Now it's the time for seeing butterflies

PUBLISHED: 11:30 28 July 2006 | UPDATED: 22:00 28 May 2010

With such hot weather of late, it really has been perfect for enjoying the dazzling butterflies and dragonflies that are on the wing. It isn t too difficult to see about 10 different types of each if you spend half an hour or so at the water s edge (for t

With such hot weather of late, it really has been perfect for enjoying the dazzling butterflies and dragonflies that are on the wing.

It isn't too difficult to see about 10 different types of each if you spend half an hour or so at the water's edge (for the dragonflies and damselflies of course) and anywhere where there are nectar-bearing plants for butterflies.

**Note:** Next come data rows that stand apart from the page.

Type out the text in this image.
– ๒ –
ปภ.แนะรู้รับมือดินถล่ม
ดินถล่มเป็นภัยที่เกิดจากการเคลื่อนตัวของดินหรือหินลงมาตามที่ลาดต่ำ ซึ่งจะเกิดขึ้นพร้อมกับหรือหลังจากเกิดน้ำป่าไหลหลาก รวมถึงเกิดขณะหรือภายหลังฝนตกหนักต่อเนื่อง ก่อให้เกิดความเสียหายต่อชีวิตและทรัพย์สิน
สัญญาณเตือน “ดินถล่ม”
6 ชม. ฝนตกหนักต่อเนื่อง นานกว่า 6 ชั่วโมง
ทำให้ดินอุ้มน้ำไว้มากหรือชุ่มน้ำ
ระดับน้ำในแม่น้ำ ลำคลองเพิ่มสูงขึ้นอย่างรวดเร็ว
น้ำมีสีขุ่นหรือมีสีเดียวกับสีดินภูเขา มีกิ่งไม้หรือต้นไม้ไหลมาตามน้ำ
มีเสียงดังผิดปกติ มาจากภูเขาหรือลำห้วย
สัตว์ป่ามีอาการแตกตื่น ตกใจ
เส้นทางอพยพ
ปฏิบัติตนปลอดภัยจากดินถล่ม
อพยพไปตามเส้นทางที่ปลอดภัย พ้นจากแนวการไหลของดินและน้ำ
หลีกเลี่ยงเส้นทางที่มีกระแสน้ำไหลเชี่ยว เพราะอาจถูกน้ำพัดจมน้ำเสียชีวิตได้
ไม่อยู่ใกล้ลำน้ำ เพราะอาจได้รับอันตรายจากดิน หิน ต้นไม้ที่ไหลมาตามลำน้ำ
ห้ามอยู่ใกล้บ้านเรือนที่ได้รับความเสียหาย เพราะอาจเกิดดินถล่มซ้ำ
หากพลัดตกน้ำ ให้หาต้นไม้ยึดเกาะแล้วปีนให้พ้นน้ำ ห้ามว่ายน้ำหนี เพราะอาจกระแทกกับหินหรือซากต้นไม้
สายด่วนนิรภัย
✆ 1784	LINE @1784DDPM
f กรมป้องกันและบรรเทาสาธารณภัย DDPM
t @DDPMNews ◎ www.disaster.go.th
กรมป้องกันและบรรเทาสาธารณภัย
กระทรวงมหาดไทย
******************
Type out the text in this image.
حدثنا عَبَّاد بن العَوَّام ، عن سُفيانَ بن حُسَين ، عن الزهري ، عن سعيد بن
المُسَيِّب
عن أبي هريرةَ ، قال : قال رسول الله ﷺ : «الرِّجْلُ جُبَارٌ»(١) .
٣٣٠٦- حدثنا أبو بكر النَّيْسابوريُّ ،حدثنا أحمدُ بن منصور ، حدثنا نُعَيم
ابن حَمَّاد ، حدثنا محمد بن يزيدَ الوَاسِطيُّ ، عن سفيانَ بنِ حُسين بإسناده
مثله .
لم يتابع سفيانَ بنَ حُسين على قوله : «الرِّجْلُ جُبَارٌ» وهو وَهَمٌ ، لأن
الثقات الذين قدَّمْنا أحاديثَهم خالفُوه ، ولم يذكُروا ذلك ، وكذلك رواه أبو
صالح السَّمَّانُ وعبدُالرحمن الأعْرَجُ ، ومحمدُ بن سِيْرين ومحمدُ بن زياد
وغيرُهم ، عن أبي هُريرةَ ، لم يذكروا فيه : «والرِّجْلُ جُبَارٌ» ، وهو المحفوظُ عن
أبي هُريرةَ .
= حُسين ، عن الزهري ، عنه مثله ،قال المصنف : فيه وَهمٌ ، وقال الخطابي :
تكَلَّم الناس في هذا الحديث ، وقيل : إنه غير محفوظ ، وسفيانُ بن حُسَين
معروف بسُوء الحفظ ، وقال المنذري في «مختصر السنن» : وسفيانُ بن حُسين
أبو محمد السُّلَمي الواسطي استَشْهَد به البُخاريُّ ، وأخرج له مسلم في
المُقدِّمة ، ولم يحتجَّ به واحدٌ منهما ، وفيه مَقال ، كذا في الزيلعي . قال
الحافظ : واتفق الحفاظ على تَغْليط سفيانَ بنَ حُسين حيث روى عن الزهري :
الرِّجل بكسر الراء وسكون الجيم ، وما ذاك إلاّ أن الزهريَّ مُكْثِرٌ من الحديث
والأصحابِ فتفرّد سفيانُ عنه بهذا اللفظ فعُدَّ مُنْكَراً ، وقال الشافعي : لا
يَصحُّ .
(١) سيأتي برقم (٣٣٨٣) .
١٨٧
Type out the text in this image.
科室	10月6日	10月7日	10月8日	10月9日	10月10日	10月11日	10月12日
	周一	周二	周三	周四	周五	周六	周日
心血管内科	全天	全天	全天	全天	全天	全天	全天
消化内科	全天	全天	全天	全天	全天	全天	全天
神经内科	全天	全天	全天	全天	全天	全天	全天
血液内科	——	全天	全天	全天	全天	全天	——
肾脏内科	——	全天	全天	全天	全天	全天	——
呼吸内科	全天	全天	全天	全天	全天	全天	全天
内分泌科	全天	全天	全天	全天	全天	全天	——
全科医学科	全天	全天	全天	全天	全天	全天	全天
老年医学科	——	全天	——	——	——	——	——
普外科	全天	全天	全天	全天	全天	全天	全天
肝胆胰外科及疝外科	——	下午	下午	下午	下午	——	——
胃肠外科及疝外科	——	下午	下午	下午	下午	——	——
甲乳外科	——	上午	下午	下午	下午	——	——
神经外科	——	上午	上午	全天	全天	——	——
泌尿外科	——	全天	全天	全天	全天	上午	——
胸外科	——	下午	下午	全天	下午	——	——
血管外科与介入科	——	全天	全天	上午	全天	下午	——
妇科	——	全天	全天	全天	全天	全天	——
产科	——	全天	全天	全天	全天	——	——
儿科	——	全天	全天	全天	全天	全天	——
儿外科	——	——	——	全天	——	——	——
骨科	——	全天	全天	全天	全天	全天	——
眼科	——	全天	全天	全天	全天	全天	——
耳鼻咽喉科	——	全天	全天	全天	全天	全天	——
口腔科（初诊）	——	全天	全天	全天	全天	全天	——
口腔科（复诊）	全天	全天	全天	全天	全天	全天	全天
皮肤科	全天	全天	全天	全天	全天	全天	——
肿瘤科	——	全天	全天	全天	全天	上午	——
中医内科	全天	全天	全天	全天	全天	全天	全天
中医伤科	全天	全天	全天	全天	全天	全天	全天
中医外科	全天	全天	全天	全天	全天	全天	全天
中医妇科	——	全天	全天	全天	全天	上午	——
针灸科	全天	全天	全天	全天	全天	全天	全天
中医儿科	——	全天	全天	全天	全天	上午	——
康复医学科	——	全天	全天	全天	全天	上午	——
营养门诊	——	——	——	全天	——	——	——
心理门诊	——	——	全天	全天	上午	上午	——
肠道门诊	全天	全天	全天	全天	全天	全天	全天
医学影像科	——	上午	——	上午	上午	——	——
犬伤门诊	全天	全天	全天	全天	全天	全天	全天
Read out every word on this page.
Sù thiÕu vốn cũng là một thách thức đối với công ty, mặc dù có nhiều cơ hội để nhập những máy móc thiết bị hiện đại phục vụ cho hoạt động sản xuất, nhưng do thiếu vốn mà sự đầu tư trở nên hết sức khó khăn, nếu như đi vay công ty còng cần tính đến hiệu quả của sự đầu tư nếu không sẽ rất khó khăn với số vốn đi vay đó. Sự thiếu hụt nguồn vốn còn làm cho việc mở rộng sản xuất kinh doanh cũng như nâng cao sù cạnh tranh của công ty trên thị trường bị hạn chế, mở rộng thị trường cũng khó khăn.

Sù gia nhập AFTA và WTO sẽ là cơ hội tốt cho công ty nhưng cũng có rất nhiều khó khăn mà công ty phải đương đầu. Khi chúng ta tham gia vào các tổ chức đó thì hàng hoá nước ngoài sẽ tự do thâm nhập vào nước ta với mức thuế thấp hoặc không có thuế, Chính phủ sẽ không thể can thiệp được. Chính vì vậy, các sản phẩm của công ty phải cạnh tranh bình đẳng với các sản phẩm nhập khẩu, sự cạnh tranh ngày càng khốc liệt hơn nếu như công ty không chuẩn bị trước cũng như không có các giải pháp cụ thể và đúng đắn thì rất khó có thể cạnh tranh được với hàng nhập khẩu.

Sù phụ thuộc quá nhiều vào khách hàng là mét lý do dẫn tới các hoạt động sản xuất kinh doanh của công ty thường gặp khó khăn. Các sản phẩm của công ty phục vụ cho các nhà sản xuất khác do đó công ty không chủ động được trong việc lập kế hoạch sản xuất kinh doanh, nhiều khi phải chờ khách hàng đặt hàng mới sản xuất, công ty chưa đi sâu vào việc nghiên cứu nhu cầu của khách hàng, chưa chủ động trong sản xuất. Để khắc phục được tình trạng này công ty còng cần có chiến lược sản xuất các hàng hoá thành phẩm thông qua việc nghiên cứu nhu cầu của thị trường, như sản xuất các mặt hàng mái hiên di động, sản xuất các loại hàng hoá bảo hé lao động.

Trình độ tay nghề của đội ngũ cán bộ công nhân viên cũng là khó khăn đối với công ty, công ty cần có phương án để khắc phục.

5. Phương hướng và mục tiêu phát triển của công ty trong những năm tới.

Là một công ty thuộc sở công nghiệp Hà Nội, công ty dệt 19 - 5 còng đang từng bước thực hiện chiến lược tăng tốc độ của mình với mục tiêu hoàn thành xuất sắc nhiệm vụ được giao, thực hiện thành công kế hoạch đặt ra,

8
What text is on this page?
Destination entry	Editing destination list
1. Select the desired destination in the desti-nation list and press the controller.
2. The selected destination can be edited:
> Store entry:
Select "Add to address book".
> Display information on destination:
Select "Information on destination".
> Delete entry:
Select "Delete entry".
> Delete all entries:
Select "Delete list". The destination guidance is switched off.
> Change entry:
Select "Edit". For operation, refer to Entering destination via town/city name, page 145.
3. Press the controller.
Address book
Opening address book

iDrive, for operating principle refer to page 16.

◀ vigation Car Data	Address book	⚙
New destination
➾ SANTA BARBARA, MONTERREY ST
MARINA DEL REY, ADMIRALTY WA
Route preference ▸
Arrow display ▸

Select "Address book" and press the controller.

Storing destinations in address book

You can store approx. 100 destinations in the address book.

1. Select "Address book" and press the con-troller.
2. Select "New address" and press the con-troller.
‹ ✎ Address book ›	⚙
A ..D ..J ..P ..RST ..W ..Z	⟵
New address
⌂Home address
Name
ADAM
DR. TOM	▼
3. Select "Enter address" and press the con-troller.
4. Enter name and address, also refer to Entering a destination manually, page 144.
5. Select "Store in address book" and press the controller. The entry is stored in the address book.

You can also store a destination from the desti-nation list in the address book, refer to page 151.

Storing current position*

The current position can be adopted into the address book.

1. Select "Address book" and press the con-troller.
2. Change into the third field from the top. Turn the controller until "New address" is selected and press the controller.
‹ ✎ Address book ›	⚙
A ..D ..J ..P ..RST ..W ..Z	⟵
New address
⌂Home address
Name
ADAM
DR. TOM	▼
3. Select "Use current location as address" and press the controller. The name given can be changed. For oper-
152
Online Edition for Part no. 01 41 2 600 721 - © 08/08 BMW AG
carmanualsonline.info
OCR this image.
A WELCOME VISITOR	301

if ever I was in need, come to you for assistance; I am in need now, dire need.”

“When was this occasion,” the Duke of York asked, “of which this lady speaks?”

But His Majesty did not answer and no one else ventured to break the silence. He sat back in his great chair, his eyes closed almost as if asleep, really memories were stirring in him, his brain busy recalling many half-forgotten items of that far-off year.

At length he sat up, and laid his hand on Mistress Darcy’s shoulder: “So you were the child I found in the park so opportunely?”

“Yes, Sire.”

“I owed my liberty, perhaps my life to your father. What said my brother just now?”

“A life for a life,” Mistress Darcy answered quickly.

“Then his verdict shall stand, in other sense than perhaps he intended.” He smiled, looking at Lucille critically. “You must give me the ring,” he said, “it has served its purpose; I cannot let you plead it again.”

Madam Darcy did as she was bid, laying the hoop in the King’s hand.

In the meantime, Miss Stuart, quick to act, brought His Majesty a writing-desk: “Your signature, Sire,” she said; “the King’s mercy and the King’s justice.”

Good quality, wildflower-filled roadside verges are sadly hard to find now. The infuriating 'need' for a tidier countryside means many are mown and destroyed right in the middle of the butterfly and wildflower season. If you can find one that hasn't fallen foul of the dreaded strimmers, you are in for a butterfly bonanza.

The time is right for new generations of peacock and small tortoiseshell butterflies now and buddleia plants are coming into flower to provide what I consider to be the most irresistible food source to butterflies (and silvery moths).

Mature oaks are not common in the Fens, but if you do find yourself standing beneath one spend some time staring up at the very top in case there is a purple hairstreak butterfly fluttering around the canopy. These small and dark butterflies are strongly tied to oaks and need them to complete various stages of their life cycle from egg to caterpillar to chrysalis to adult butterfly.

More and more painted ladies and red admirals are arriving from southern Europe and the first clouded yellow cannot be too far away now. Common blue butterflies are another species to keep an eye out for. They are small, but beautifully studded with orange and black spots and a variety of other shapes on their underwing.

Birdwise, return migration is gaining pace and a variety of wading birds are making use of shallow wetlands and muddy lake edges for feeding. The common sandpiper will fly ahead of you with 'flickering' wing beats calling its shrill 'pee-wee-wee' calls and the black and white green sandpiper flies up and away towering with its ringing 'klu-wit-wit-wit' flight call leaving you in no doubt what you have seen.

Little egrets have had another good breeding season on the Ouse Washes and good numbers have now dispersed to local wetlands. More and more people will be familiar with this small white heron now as it is such a part of the Fenland birdlife. I for one am delighted to have it with us.